General information
- Type: Glider
- National origin: United States
- Manufacturer: Pacific Aircraft Company
- Designer: Ken Coward
- Status: No longer available
- Number built: 5

History
- Introduction date: 1963
- First flight: May 1964

= Pacific D-8 =

American glider

The Pacific D-8 is an American, single-seat, high-wing glider, that was designed by Ken Coward and made available as plans for amateur construction.

==Design and development==
The D-8 was conceived by Coward as an easy-to-build and inexpensive all-aluminium glider with good performance, that could be flown with or without a canopy. Later flight testing of a completed D-8 showed that the hoped-for performance was not achieved as the glide ratio was measured at just 17:1 with no canopy fitted.

Coward designed the D-8 and sold plans, but never built a prototype.

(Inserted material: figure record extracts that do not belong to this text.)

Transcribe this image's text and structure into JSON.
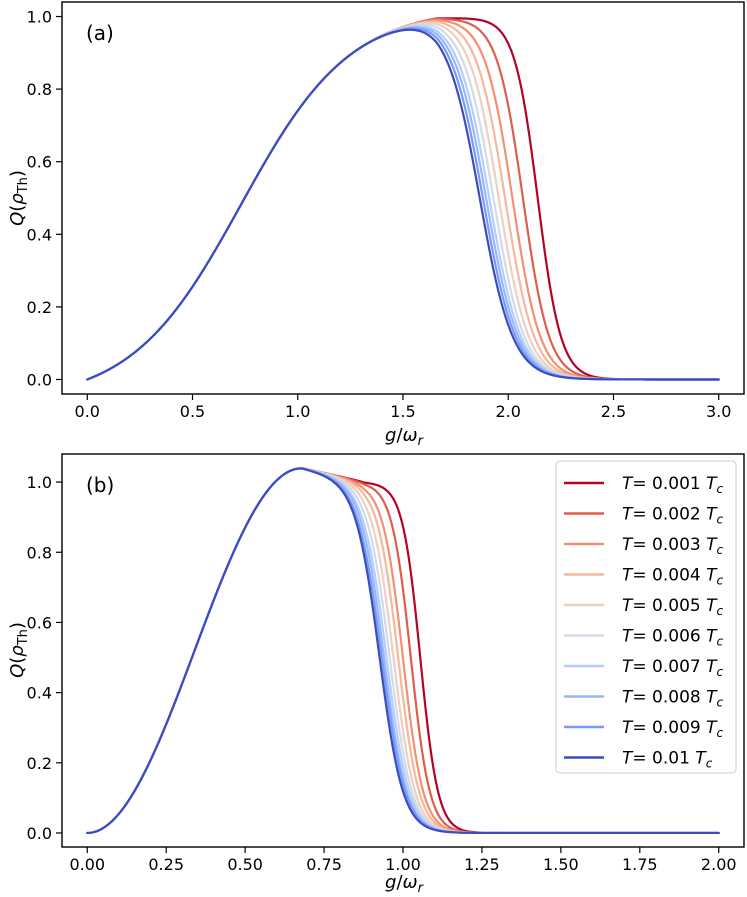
{
  "chart_data": [
    {
      "type": "line",
      "panel": "(a)",
      "xlabel": "g/ω_r",
      "ylabel": "Q(ρ_Th)",
      "xlim": [
        -0.12,
        3.12
      ],
      "ylim": [
        -0.04,
        1.04
      ],
      "xticks": [
        "0.0",
        "0.5",
        "1.0",
        "1.5",
        "2.0",
        "2.5",
        "3.0"
      ],
      "yticks": [
        "0.0",
        "0.2",
        "0.4",
        "0.6",
        "0.8",
        "1.0"
      ],
      "xtick_values": [
        0.0,
        0.5,
        1.0,
        1.5,
        2.0,
        2.5,
        3.0
      ],
      "ytick_values": [
        0.0,
        0.2,
        0.4,
        0.6,
        0.8,
        1.0
      ],
      "rise": {
        "center": 0.73,
        "width": 0.26,
        "saturation_x": 1.66
      },
      "series": [
        {
          "name": "T=0.001 T_c",
          "color": "#b40426",
          "drop_center": 2.14,
          "drop_width": 0.055
        },
        {
          "name": "T=0.002 T_c",
          "color": "#dd5f4b",
          "drop_center": 2.07,
          "drop_width": 0.062
        },
        {
          "name": "T=0.003 T_c",
          "color": "#f29072",
          "drop_center": 2.02,
          "drop_width": 0.066
        },
        {
          "name": "T=0.004 T_c",
          "color": "#f5b79e",
          "drop_center": 1.985,
          "drop_width": 0.069
        },
        {
          "name": "T=0.005 T_c",
          "color": "#efcfbf",
          "drop_center": 1.955,
          "drop_width": 0.071
        },
        {
          "name": "T=0.006 T_c",
          "color": "#d2dbe8",
          "drop_center": 1.93,
          "drop_width": 0.073
        },
        {
          "name": "T=0.007 T_c",
          "color": "#b5cdfa",
          "drop_center": 1.91,
          "drop_width": 0.075
        },
        {
          "name": "T=0.008 T_c",
          "color": "#96b7ff",
          "drop_center": 1.895,
          "drop_width": 0.076
        },
        {
          "name": "T=0.009 T_c",
          "color": "#779af7",
          "drop_center": 1.88,
          "drop_width": 0.077
        },
        {
          "name": "T=0.01 T_c",
          "color": "#3b4cc0",
          "drop_center": 1.865,
          "drop_width": 0.078
        }
      ]
    },
    {
      "type": "line",
      "panel": "(b)",
      "xlabel": "g/ω_r",
      "ylabel": "Q(ρ_Th)",
      "xlim": [
        -0.08,
        2.08
      ],
      "ylim": [
        -0.04,
        1.08
      ],
      "xticks": [
        "0.00",
        "0.25",
        "0.50",
        "0.75",
        "1.00",
        "1.25",
        "1.50",
        "1.75",
        "2.00"
      ],
      "yticks": [
        "0.0",
        "0.2",
        "0.4",
        "0.6",
        "0.8",
        "1.0"
      ],
      "xtick_values": [
        0.0,
        0.25,
        0.5,
        0.75,
        1.0,
        1.25,
        1.5,
        1.75,
        2.0
      ],
      "ytick_values": [
        0.0,
        0.2,
        0.4,
        0.6,
        0.8,
        1.0
      ],
      "peak": {
        "x": 0.68,
        "y": 1.04
      },
      "series": [
        {
          "name": "T=0.001 T_c",
          "color": "#b40426",
          "drop_center": 1.055,
          "drop_width": 0.028
        },
        {
          "name": "T=0.002 T_c",
          "color": "#dd5f4b",
          "drop_center": 1.025,
          "drop_width": 0.03
        },
        {
          "name": "T=0.003 T_c",
          "color": "#f29072",
          "drop_center": 1.0,
          "drop_width": 0.032
        },
        {
          "name": "T=0.004 T_c",
          "color": "#f5b79e",
          "drop_center": 0.985,
          "drop_width": 0.033
        },
        {
          "name": "T=0.005 T_c",
          "color": "#efcfbf",
          "drop_center": 0.97,
          "drop_width": 0.034
        },
        {
          "name": "T=0.006 T_c",
          "color": "#d2dbe8",
          "drop_center": 0.958,
          "drop_width": 0.035
        },
        {
          "name": "T=0.007 T_c",
          "color": "#b5cdfa",
          "drop_center": 0.948,
          "drop_width": 0.036
        },
        {
          "name": "T=0.008 T_c",
          "color": "#96b7ff",
          "drop_center": 0.94,
          "drop_width": 0.036
        },
        {
          "name": "T=0.009 T_c",
          "color": "#779af7",
          "drop_center": 0.933,
          "drop_width": 0.037
        },
        {
          "name": "T=0.01 T_c",
          "color": "#3b4cc0",
          "drop_center": 0.926,
          "drop_width": 0.037
        }
      ],
      "legend": {
        "placement": "top-right",
        "entries": [
          {
            "prefix": "T",
            "value": "= 0.001",
            "unit": "T",
            "sub": "c"
          },
          {
            "prefix": "T",
            "value": "= 0.002",
            "unit": "T",
            "sub": "c"
          },
          {
            "prefix": "T",
            "value": "= 0.003",
            "unit": "T",
            "sub": "c"
          },
          {
            "prefix": "T",
            "value": "= 0.004",
            "unit": "T",
            "sub": "c"
          },
          {
            "prefix": "T",
            "value": "= 0.005",
            "unit": "T",
            "sub": "c"
          },
          {
            "prefix": "T",
            "value": "= 0.006",
            "unit": "T",
            "sub": "c"
          },
          {
            "prefix": "T",
            "value": "= 0.007",
            "unit": "T",
            "sub": "c"
          },
          {
            "prefix": "T",
            "value": "= 0.008",
            "unit": "T",
            "sub": "c"
          },
          {
            "prefix": "T",
            "value": "= 0.009",
            "unit": "T",
            "sub": "c"
          },
          {
            "prefix": "T",
            "value": "= 0.01",
            "unit": "T",
            "sub": "c"
          }
        ]
      }
    }
  ],
  "labels": {
    "panel_a": "(a)",
    "panel_b": "(b)",
    "x_main": "g",
    "x_slash": "/",
    "x_omega": "ω",
    "x_sub": "r",
    "y_main": "Q",
    "y_paren_open": "(",
    "y_rho": "ρ",
    "y_sub": "Th",
    "y_paren_close": ")"
  }
}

The first D-8 was built by Klaus Hill and Bruno Hauffe who purchased plans in 1963. Virl Kimber made the first flight of the aircraft in May 1964. Early aircraft built showed that the ailerons and rudder were too small and that the wing was set at too high an angle of incidence for safety and most were subsequently modified. The plans were changed to incorporate larger ailerons. The all-metal wing is a one piece unit 32 ft in span and 125 lb in weight, that proved a challenge to design a trailer to carry.

At least five were completed, including one built by members of the Lockhaven Glider Club in Pennsylvania. That same aircraft was used for extensive flight testing by a subsequent owner to accurately measure its performance. One was built as a powered motor glider.